I am hoping to return to Pilates later this year, but will discuss with the teacher what i need to avoid now I have a rod in my back.
Good luck with your appointments.
2nd June 2006, 09:57 PM
Welcome to the site. I did not have the surgery and I am 55years old and have lousey lung capacity and large curves. I am on full time oxygen and wear a Bipap mask at night. I wish I had done something like 10 years ago but played ostrich and raised my child and pretended all was well. I depended on my general family doctor to give me good advice and didn't get it. Now I blame myself. Keep track of your medical records etc. Keep on the internet and do research. YOU are the most important person to your health! Welcome aboard,Jean
20th July 2006, 11:00 PM
I am 40 years old and have had scoliosis since birth. I had a Harrington rod fitted at the age of 11 at Stanmore. I also have ehlers danlos.
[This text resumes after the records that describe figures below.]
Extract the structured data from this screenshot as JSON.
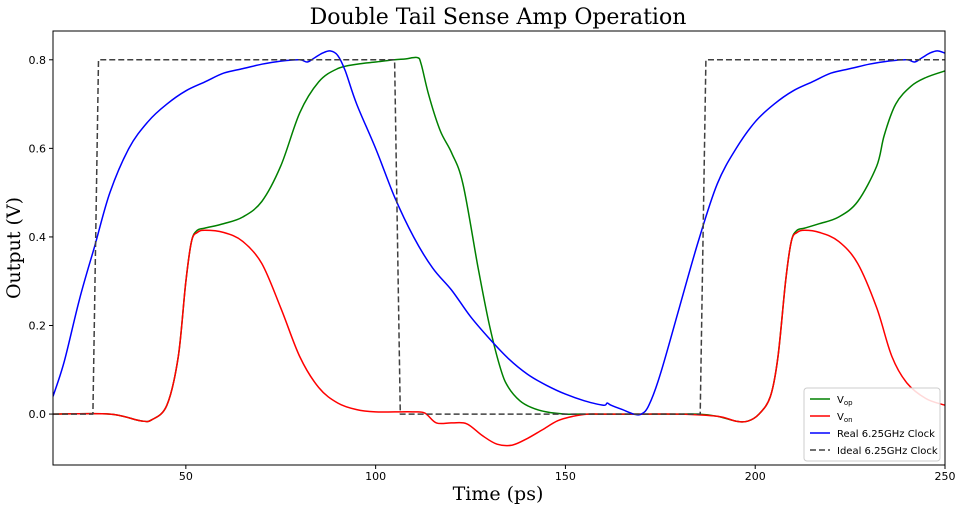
{
  "chart_data": {
    "type": "line",
    "title": "Double Tail Sense Amp Operation",
    "xlabel": "Time (ps)",
    "ylabel": "Output (V)",
    "xlim": [
      15,
      250
    ],
    "ylim": [
      -0.115,
      0.865
    ],
    "xticks": [
      50,
      100,
      150,
      200,
      250
    ],
    "yticks": [
      0.0,
      0.2,
      0.4,
      0.6,
      0.8
    ],
    "grid": false,
    "legend_position": "lower-right",
    "series": [
      {
        "name": "V_op",
        "legend_main": "V",
        "legend_sub": "op",
        "color": "#008000",
        "style": "solid",
        "x": [
          15,
          30,
          38,
          41,
          45,
          48,
          50,
          51.5,
          53,
          55,
          60,
          65,
          70,
          75,
          80,
          85,
          90,
          95,
          100,
          105,
          108,
          111,
          112,
          114,
          117,
          120,
          123,
          127,
          130,
          133,
          135,
          138,
          141,
          145,
          150,
          155,
          160,
          165,
          170,
          175,
          180,
          185,
          190,
          195,
          198,
          201,
          204,
          206,
          208,
          209.5,
          211,
          213,
          217,
          222,
          227,
          232,
          234,
          237,
          241,
          245,
          250
        ],
        "y": [
          0.0,
          0.0,
          -0.015,
          -0.013,
          0.02,
          0.13,
          0.3,
          0.39,
          0.415,
          0.42,
          0.43,
          0.445,
          0.48,
          0.56,
          0.68,
          0.75,
          0.78,
          0.79,
          0.795,
          0.8,
          0.802,
          0.805,
          0.79,
          0.72,
          0.64,
          0.59,
          0.52,
          0.33,
          0.2,
          0.1,
          0.06,
          0.03,
          0.015,
          0.005,
          0.0,
          0.0,
          0.0,
          0.0,
          0.0,
          0.0,
          0.0,
          0.0,
          -0.005,
          -0.016,
          -0.016,
          0.0,
          0.04,
          0.13,
          0.3,
          0.39,
          0.415,
          0.42,
          0.43,
          0.445,
          0.48,
          0.56,
          0.63,
          0.7,
          0.74,
          0.76,
          0.775
        ]
      },
      {
        "name": "V_on",
        "legend_main": "V",
        "legend_sub": "on",
        "color": "#ff0000",
        "style": "solid",
        "x": [
          15,
          30,
          38,
          41,
          45,
          48,
          50,
          51.5,
          53,
          55,
          60,
          65,
          70,
          75,
          80,
          85,
          90,
          95,
          100,
          105,
          110,
          113,
          116,
          120,
          124,
          128,
          132,
          136,
          140,
          144,
          148,
          152,
          156,
          160,
          170,
          180,
          190,
          195,
          198,
          201,
          204,
          206,
          208,
          209.5,
          211,
          213,
          217,
          222,
          227,
          232,
          236,
          240,
          245,
          250
        ],
        "y": [
          0.0,
          0.0,
          -0.015,
          -0.013,
          0.02,
          0.13,
          0.3,
          0.39,
          0.41,
          0.415,
          0.41,
          0.39,
          0.34,
          0.24,
          0.13,
          0.06,
          0.025,
          0.01,
          0.005,
          0.005,
          0.005,
          0.002,
          -0.02,
          -0.02,
          -0.022,
          -0.048,
          -0.068,
          -0.07,
          -0.055,
          -0.035,
          -0.015,
          -0.005,
          0.0,
          0.0,
          0.0,
          0.0,
          -0.005,
          -0.016,
          -0.016,
          0.0,
          0.04,
          0.13,
          0.3,
          0.39,
          0.41,
          0.415,
          0.41,
          0.39,
          0.34,
          0.24,
          0.13,
          0.07,
          0.035,
          0.02
        ]
      },
      {
        "name": "Real 6.25GHz Clock",
        "color": "#0000ff",
        "style": "solid",
        "x": [
          15,
          18,
          22,
          26,
          30,
          35,
          40,
          45,
          50,
          55,
          60,
          65,
          70,
          75,
          80,
          82,
          84,
          86,
          88,
          90,
          92,
          95,
          100,
          105,
          110,
          115,
          120,
          125,
          130,
          135,
          140,
          145,
          150,
          155,
          160,
          161,
          162,
          165,
          168,
          170,
          172,
          175,
          180,
          185,
          190,
          195,
          200,
          205,
          210,
          215,
          220,
          225,
          230,
          235,
          240,
          242,
          244,
          246,
          248,
          250
        ],
        "y": [
          0.04,
          0.12,
          0.26,
          0.38,
          0.5,
          0.6,
          0.66,
          0.7,
          0.73,
          0.75,
          0.77,
          0.78,
          0.79,
          0.797,
          0.8,
          0.795,
          0.805,
          0.815,
          0.82,
          0.81,
          0.775,
          0.7,
          0.6,
          0.49,
          0.4,
          0.33,
          0.28,
          0.22,
          0.17,
          0.125,
          0.09,
          0.065,
          0.045,
          0.03,
          0.02,
          0.025,
          0.02,
          0.01,
          0.0,
          0.0,
          0.02,
          0.09,
          0.24,
          0.39,
          0.52,
          0.6,
          0.66,
          0.7,
          0.73,
          0.75,
          0.77,
          0.78,
          0.79,
          0.797,
          0.8,
          0.795,
          0.805,
          0.815,
          0.82,
          0.815
        ]
      },
      {
        "name": "Ideal 6.25GHz Clock",
        "color": "#404040",
        "style": "dashed",
        "x": [
          15,
          25.5,
          27,
          105,
          106.5,
          185.5,
          187,
          250
        ],
        "y": [
          0.0,
          0.0,
          0.8,
          0.8,
          0.0,
          0.0,
          0.8,
          0.8
        ]
      }
    ]
  }
}
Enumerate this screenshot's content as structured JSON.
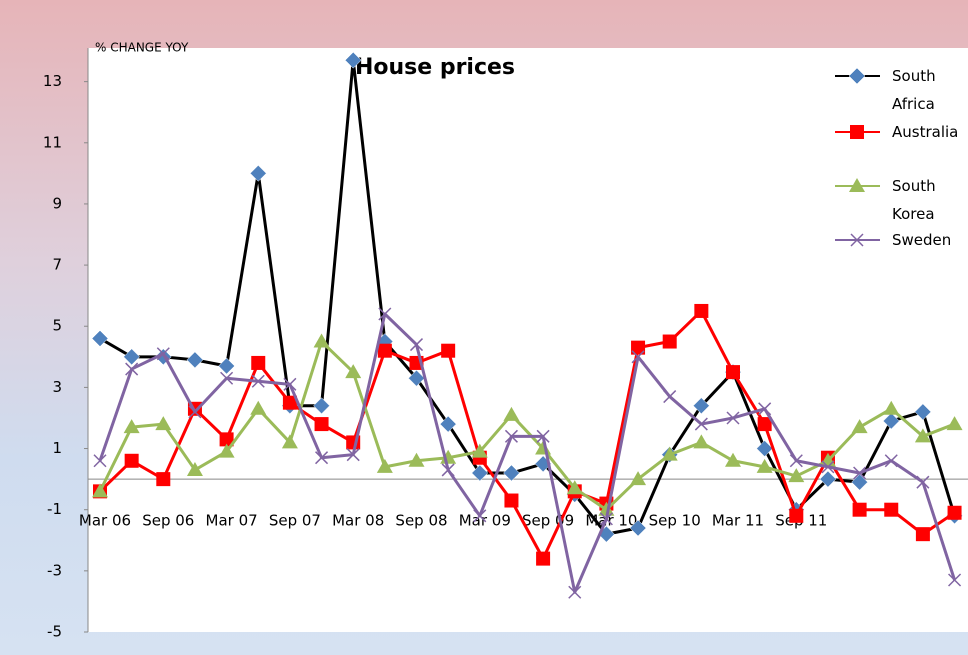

I have been having a lot of back pain in mylumbar spine and am having physiohterapy on the bottom part of my spine, the physiotherapist thinks it is caused by muscle pain where the rod ends, as no support there. I am going to to Oxford Nuffield Hospital on 10 August.
I was supposed to have a spinal injection at my local hospital but they didn't seem to know what to do or where to find the pain.
It'll be good to hear from anyone. My partner also has scoliosis.
20th July 2006, 11:14 PM
Hi there Graham,
Nice to see you back! I'm really sorry to hear that you're having so much pain. I had a Harrington rod put in when I was ten at Stanmore, and mine appears to be causing problems too :(
I'm glad you haven't got to wait too long until your appointment at the Nuffield Hospital. With any luck they'll be able to do the injection for you there - you really need to have it done by someone who knows what they are doing!
By the way, I think I know your partner, Lizzie? She uses an MSN group that doesn't see much activity so I've invited her here before. It'd be nice to see her if she fancies talking to more people :-)
21st July 2006, 08:49 AM
Hello Graham, its nice to see another bloke. Where an endangered species on this website :-D
Sorry to read your suffering from so much pain. I hope your appointment goes well
21st July 2006, 12:58 PM
Hi Graham and welcome back.
Good to hear you've sorted an appointment.You're not the first person who's had a local hospital where they've been unsure as to how to aproach your spinal injection.
Basically seeking expert medical opinions from somewhere like Nuffield is the best option, no point wasting time with hospitals who don't have the expertise to deal with fused spines or trying to cope in silence.
I'm 39, and have a fused spine since 1983.
Hopefully you can improve your pain levels and quality of life.
Feel free to join in any discussions or start a topic at will.
looking forward to hearing more from you.
21st July 2006, 07:35 PM
Hi Graham i read about you in the SAUK magazine.
i had my fusion in 1981 i no longer have Harrington Rod. I hope things go well for you.
23rd July 2006, 07:41 PM
I'm glad to hear that you've got an appointment coming up nice and soon. I'm one of those who had a local hospital that just didn't seem to be offering satisfactory treatment - they wanted to give me a general anaesthetic to do an epidural injection!
I got the injection done by the hospital where I'm seen for my scoliosis instead, and it was a quick, easy procedure that I'd be happy to repeat if it proves necessary.
When you do see your new surgeon, a couple of questions to make sure of asking would be where you're fused (for example, I'm fused T3-L4), and if it's down into your lumbar region, whether there is any chance that the rod may be causing some of your problems, as in some cases a Harrington rod going low down into the lumbar region may cause some people to develop problems in the longer term, so it would be worth knowing where you stand with that - by no means all people get the problems even if they have a very long rod of course, but best to ask.